The reasons people don't see a clear message from the Dems is because they don't know what Dems are against. They know that Dems are for women and minority rights, union benefits, social security, clean air, etc. The Fortune 500 conglomerate can be that new umbrella enemy that wants to limit benefits, clean air, fair wages, for everbody. The Fortune 500 consortium can be that new enemy that everyone can feel free to be against. Kerry almost won in socially conservative Ohio. It was because of the enemy everyone is against -- the sucking sound of the outsourcing Fortune 500 consortium.

by JT on Mon Dec 06, 2004 at 10:36:26 PM EST

Eureka, Eureka (none / 0)

Simply to add to your "Eureka!":

Change the dominant political narrative by changing what is associated with liberal.  Identify an institution that is of overarching significance in the struggles of individuals in this society--say, the unregulated, shareholder-driven corporation. Build a genuine liberal reform narrative and a genuine coherent, long-term, national campaign around the need to change corporate structure so that it becomes a democratic and capitalist tool that serves employees, consumers, communities, and the environment as well as stockholders.

Think of how many causes for struggling, responsible individuals and families such a narrative and campaign would embrace. Leave Radical Republicans serving the corporate interests, and cleave off the `reformer, non-ideological moderates' from their coalition. This definitely moves the Democratic Party from the inside to the outside in the national political frame. It also provides an appeal to many social conservatives.

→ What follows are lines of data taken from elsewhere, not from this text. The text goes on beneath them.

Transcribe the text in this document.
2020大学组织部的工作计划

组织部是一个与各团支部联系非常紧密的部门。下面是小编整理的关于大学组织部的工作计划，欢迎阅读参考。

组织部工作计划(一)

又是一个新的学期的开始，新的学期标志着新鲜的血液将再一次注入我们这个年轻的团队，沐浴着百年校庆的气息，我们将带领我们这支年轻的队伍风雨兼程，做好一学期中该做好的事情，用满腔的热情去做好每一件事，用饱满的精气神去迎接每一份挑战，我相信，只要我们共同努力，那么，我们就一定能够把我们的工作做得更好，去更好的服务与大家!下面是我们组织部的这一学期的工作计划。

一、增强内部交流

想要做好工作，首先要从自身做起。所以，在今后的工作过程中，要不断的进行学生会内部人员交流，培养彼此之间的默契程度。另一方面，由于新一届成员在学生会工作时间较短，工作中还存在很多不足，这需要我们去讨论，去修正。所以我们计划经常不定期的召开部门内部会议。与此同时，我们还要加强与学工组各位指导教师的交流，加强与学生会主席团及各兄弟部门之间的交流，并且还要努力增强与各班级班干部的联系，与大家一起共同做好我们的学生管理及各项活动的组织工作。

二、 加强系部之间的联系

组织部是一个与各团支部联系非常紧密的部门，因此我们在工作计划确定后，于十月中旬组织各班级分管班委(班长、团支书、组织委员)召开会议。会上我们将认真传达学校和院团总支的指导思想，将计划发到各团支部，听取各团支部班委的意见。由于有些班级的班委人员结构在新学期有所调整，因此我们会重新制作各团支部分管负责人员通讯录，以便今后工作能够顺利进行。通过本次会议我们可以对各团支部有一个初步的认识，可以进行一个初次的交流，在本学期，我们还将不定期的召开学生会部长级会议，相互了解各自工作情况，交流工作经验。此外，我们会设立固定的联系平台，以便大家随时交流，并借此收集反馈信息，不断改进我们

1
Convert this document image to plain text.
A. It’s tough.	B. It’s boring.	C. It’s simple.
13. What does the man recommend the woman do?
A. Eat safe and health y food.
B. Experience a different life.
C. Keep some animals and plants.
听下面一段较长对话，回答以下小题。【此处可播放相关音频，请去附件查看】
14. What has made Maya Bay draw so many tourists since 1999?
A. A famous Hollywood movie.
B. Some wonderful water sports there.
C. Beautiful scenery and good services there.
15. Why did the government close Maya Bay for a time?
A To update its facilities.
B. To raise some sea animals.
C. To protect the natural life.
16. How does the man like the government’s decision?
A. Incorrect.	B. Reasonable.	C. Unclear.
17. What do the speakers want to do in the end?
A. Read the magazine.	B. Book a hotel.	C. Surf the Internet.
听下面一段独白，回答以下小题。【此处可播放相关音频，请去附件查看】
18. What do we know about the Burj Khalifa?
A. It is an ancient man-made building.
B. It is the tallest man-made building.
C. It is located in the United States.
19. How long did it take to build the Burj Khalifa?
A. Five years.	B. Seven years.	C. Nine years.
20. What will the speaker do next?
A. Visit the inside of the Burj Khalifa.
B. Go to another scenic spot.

In "The Democrats' Da Vinci Code" (The American Prospect, http://www.alternet.org/election04/20702/) David J. Sirota makes a well developed case for a bold class-based populism. At the heart of each one of Sirota's proposed seven steps--

  1. Fight the Class War
  2. Champion Small Business Over Big Business
  3. Protect Tom Joad
  4. Turn the Hunters and the Exurbs Green
  5. Become a Teddy Roosevelt Clone
  6. Clean Up Government
  7. Use the Values Prism--

is the problem of corporate power.  And he makes that clear, point by point.  In fact, it is at the heart of every major problem in this country, and virtually all voters know it in their bones.  In a 2000 Business Week/Harris poll 95% clearly indicated this.  The big corporation is now the `inside', making the rest of us the `outside'.

Creating a positive national campaign to help corporations become responsible citizens and America more democratic will make the coalition you are talking about--and maybe more.  The objective would be to creatively destroy the corporation as we know it and replace it with a new kind of corporation that is inherently socially responsible.  To make this tool our tool so that we can make this land our land.

Is it doable?  Maybe only in part.  But that part can make so much difference.  Further, such a campaign would be the ground for the new narrative you call for and the re-making of the Democratic Party, whether that is done from the inside out or the outside in.

Structurally, there is no issue that sweeps as wide and cuts as deep as this problem of overweening corporate power, and it is the nexus where so many interests and causes and personal stories cross and can join together.  It effects every human being in our country and in the world so profoundly.  It violates so blatantly one value shared universally: fairness.